La faute personnelle est l’acte grave qui ne permet pas d’admettre que le responsable a agi dans l’exercice normal de ses fonctions (par opposition à la « faute de service »). Lorsque la faute personnelle d’un agent n’est pas détachable du service, il y a cumul de responsabilités, la victime pouvant demander réparation tant à l’agent, devant le juge judiciaire, qu’à l’administration, devant le juge administratif, sans qu’il soit  besoin d’établir pour cette dernière une faute de service distincte (26 juillet 1918, Époux  Lemonnier, Rec. p. 761).

Par son arrêt du 28 juin 2019, le Conseil d’État a, pour la première fois, fait application de cette notion de « faute personnelle non détachable du service » au contentieux du harcèlement moral, jugeant que l’agent victime de harcèlement moral peut en demander réparation à l’administration d’emploi, laquelle dispose, en retour, d’une voie de droit pour demander au juge administratif saisi du litige de déterminer la contribution de l’agent harceleur à la charge de la réparation.

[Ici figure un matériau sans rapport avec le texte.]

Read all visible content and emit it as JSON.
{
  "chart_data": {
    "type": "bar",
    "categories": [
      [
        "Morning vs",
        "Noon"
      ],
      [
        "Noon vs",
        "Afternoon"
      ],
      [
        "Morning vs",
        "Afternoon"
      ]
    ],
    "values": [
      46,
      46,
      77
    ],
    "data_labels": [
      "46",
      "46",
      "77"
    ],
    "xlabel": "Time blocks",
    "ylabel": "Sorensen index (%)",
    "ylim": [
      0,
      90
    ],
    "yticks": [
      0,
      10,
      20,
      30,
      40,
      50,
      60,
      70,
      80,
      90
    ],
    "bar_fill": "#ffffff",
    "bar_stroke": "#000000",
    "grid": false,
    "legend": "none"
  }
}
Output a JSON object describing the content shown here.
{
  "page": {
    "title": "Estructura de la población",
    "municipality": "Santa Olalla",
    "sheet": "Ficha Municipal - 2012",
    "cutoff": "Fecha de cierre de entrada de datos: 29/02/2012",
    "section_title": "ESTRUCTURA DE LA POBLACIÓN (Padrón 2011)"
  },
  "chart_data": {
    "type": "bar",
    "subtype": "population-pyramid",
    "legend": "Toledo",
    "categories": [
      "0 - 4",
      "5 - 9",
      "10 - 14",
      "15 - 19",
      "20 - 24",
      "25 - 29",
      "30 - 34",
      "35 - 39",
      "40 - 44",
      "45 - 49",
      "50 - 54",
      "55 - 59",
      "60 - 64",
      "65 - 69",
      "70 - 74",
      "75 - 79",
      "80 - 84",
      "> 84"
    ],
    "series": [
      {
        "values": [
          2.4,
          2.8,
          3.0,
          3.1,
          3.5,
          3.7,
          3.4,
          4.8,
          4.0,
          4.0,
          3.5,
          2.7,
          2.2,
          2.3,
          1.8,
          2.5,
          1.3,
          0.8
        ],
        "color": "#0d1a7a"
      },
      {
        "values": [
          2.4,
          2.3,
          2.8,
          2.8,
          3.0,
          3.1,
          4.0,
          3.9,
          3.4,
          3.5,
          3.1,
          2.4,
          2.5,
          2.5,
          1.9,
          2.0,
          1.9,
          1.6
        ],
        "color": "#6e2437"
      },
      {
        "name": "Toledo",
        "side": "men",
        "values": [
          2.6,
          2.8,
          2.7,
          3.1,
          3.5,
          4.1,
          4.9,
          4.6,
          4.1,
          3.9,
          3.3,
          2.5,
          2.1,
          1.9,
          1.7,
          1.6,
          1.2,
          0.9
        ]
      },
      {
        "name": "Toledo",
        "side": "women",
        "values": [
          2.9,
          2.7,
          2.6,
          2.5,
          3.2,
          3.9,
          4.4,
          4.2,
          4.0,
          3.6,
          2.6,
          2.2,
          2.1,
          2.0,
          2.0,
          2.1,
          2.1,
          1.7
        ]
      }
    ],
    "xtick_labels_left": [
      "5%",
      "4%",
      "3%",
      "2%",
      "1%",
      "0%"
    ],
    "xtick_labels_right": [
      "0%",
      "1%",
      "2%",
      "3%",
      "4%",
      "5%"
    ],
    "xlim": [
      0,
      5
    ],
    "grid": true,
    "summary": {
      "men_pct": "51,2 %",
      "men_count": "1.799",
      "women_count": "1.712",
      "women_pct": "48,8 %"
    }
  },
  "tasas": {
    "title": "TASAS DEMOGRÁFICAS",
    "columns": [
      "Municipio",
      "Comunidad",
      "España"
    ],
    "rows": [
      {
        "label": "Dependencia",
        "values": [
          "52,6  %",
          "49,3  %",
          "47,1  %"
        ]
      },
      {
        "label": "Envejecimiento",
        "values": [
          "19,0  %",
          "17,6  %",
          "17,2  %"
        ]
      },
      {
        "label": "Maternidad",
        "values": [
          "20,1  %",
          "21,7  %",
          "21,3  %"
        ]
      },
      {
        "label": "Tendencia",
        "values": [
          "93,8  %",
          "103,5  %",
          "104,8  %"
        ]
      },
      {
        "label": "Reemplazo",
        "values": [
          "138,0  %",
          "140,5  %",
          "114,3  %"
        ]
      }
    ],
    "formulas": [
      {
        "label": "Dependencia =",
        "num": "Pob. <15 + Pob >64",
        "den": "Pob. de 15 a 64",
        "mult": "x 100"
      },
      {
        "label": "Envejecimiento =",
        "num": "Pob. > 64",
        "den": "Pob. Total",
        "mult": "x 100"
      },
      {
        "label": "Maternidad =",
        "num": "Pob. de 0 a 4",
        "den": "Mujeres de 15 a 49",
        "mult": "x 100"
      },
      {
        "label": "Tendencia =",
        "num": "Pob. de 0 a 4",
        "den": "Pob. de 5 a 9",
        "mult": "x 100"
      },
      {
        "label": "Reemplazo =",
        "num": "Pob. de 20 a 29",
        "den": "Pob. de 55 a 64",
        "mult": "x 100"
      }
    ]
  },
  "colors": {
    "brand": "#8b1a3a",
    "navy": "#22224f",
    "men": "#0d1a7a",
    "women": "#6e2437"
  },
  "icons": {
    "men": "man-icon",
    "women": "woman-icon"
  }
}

Devant la justice pénale, Bruno LASSERRE sera présumé innocent jusqu’à l’intervention d’une décision définitive qui le condamnerait pour l’infraction de complicité de harcèlement moral.

Mais le fait est que la responsabilité de Bruno LASSERRE dans le harcèlement moral subi par Alain Mouzon est déjà fixée par une décision de justice définitive, le jugement du 17 mars 2016 du tribunal administratif de Paris. Reconnu responsable d’un « défaut de protection » qui a permis le harcèlement moral de Fabien Zivy sur Alain Mouzon, Bruno LASSERRE a-t-il, pour reprendre les termes de la Charte de déontologie des magistrats administratifs dont il a été l’un des promoteurs, adopté « un comportement respectueux de la loi et compatible avec la dignité qui s’attache à l’exercice de ses fonctions et [s’abstenant] de toute attitude de nature à jeter le discrédit sur celles-ci » ?

Le « défaut de protection » d’un agent harcelé, ou la « complicité de harcèlement moral » sont des qualificatifs très proches du harcèlement moral, faute personnelle au sens de l’arrêt du 28 juin 2019 du Conseil d’État.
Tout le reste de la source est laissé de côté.